The early British motorway services were inspired by America, West Germany and Italy. They quickly discovered that most British customers didn't want the elaborate sit-down meals that Italy had made famous. Whereas the older European motorways were carrying a lot of holidaymakers, British motorways were carrying trucks and businessmen in a rush. (These days, most British motorways mainly carry commuters and local junction-hoppers.) In addition, British service areas tend to be overcrowded (due to high land prices and high traffic levels on the road), which makes fast food and take-away catering much more practical.

One government survey, carried out in 1969, found that service areas in the Netherlands and West Germany were actually cutting back on their food menu faster than the British ones, after reporting exactly the same drop in customer interest.

While there is no doubt that there is demand for a decent meal on the motorway, as isolated examples like Gloucester and Tebay have proven, if the demand for a restaurant like theirs were to be spread out across 100 service areas the business model would become a lot less sustainable. The bottom line is experience has taught service stations that the majority of visitors would rather have a quick snack or a meal from a famous brand than anything more fancy.

A survey in 2006 established that approximately 45% of visitors were using the food facilities at each service station, which is higher than you might have expected at the time. A 2022 study found that 59% of visitors were buying food or drinks to consume on-site, and a further 23% were buying food or drinks to take away.

Different On A-roads

Starbucks and Subway.
Two units sharing the same building at Caxton Gibbet.

Whereas motorway service areas were originally closely managed by the government, A-road service areas never have been, and this meant they became much better places to find variety and independent traders.

Little Chef were the first brand to create a network of A-road sites.

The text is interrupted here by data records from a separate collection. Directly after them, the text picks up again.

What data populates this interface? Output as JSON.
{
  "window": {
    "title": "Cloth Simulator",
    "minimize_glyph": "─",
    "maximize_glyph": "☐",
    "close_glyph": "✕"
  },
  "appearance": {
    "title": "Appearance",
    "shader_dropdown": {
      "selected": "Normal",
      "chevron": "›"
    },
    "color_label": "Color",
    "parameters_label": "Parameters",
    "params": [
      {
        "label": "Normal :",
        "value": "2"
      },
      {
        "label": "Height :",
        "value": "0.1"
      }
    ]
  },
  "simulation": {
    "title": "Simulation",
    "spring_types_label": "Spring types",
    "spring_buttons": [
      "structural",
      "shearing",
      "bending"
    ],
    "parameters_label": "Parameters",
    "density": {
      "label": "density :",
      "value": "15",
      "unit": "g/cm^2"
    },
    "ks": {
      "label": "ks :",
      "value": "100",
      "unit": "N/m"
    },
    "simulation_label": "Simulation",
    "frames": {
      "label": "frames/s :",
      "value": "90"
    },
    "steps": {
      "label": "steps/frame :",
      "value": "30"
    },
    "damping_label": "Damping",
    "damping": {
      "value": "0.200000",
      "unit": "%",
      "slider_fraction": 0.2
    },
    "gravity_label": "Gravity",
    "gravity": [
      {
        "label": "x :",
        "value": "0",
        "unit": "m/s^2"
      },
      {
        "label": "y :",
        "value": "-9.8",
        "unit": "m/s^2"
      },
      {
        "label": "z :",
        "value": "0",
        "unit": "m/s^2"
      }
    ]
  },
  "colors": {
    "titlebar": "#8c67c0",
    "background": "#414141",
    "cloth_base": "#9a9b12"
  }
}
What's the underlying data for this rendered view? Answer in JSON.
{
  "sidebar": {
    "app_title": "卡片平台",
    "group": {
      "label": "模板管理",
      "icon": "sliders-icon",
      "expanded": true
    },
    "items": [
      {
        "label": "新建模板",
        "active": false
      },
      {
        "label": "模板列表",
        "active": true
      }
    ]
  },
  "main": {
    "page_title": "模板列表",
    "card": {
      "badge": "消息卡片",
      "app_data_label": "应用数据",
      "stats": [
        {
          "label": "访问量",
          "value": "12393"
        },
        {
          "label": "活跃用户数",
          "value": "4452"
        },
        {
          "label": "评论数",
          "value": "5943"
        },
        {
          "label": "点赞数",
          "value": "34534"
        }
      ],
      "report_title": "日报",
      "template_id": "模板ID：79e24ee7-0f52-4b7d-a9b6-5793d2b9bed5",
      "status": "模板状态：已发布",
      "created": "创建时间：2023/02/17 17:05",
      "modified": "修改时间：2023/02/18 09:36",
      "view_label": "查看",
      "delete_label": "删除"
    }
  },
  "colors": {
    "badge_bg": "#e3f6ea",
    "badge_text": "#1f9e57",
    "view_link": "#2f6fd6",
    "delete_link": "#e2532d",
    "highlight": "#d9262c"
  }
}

By starting early, they became a powerful force when negotiating with suppliers and landowners, and were able to keep their costs very low. No new entrant stood a chance, with their only serious competitor, Happy Eater, eventually being merged with them.

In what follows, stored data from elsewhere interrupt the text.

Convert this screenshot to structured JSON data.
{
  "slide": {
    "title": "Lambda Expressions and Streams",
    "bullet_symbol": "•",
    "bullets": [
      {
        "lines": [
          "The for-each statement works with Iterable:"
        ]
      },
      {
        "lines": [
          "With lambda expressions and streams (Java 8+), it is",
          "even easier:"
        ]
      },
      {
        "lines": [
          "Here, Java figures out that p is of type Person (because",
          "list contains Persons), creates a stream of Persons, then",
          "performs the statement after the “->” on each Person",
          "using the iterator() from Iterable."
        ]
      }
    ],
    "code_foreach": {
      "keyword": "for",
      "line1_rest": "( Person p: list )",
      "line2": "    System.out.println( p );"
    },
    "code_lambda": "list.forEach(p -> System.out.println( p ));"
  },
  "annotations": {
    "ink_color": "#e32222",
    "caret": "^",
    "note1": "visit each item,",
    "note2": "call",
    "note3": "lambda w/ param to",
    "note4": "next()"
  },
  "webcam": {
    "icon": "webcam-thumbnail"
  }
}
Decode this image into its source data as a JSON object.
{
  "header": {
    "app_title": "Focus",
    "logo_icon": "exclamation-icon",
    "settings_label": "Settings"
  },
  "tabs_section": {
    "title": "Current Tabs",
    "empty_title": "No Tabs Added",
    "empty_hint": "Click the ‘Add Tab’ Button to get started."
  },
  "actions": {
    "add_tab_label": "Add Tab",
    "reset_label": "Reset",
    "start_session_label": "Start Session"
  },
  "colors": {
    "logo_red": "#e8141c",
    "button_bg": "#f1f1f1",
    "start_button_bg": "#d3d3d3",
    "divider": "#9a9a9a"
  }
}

McDonald's first became interested in service areas in 1991. As they already had a lot of money behind them, they had the same benefits that Little Chef had taken advantage of. As customers began to lose interest in sit-down restaurants in the 2000s, McDonald's were at their strongest, and soon became the most common roadside dining name.

The other change is that until the 1990s, A-road service areas would usually involve a fuel supplier and a restaurateur agreeing to go into business together. Instead, official "development zones" began to be designated, where land next to an A-road would be broken up and leased to a number of interested businesses. This meant new A-road service areas would offer more choice, although it would usually be the same few franchises.

Requirements

According to Circular 01/2022, motorway service areas and motorway truckstops must offer "hot drinks and cooked hot food", for consumption on the premises, 24 hours a day. For signposted A-road service areas and official A-road truckstops, there must be "hot food and hot drinks between 8am and 8pm", for consumption on the premises.

The exact wording of this rule changes surprisingly frequently, and service areas are only bound by the wording that applied when they were last refurbished. Between 2008 and 2013, a distinction was made between "substantial" food that must be available in the day, and "snacks" that must be available at night (where applicable). Between 2013 and 2022, it was simply "hot food" that must be available while the site was trading, with vending machines doing a lot of the work. Until 2008 each contract was negotiated on a case-by-case basis: in practice this would always be similar to the above, but it didn't have to be.

Highway authorities have ruled out taking action against service areas with poor quality or an uninspiring choice of food, although local authorities can still take action against genuine health hazards.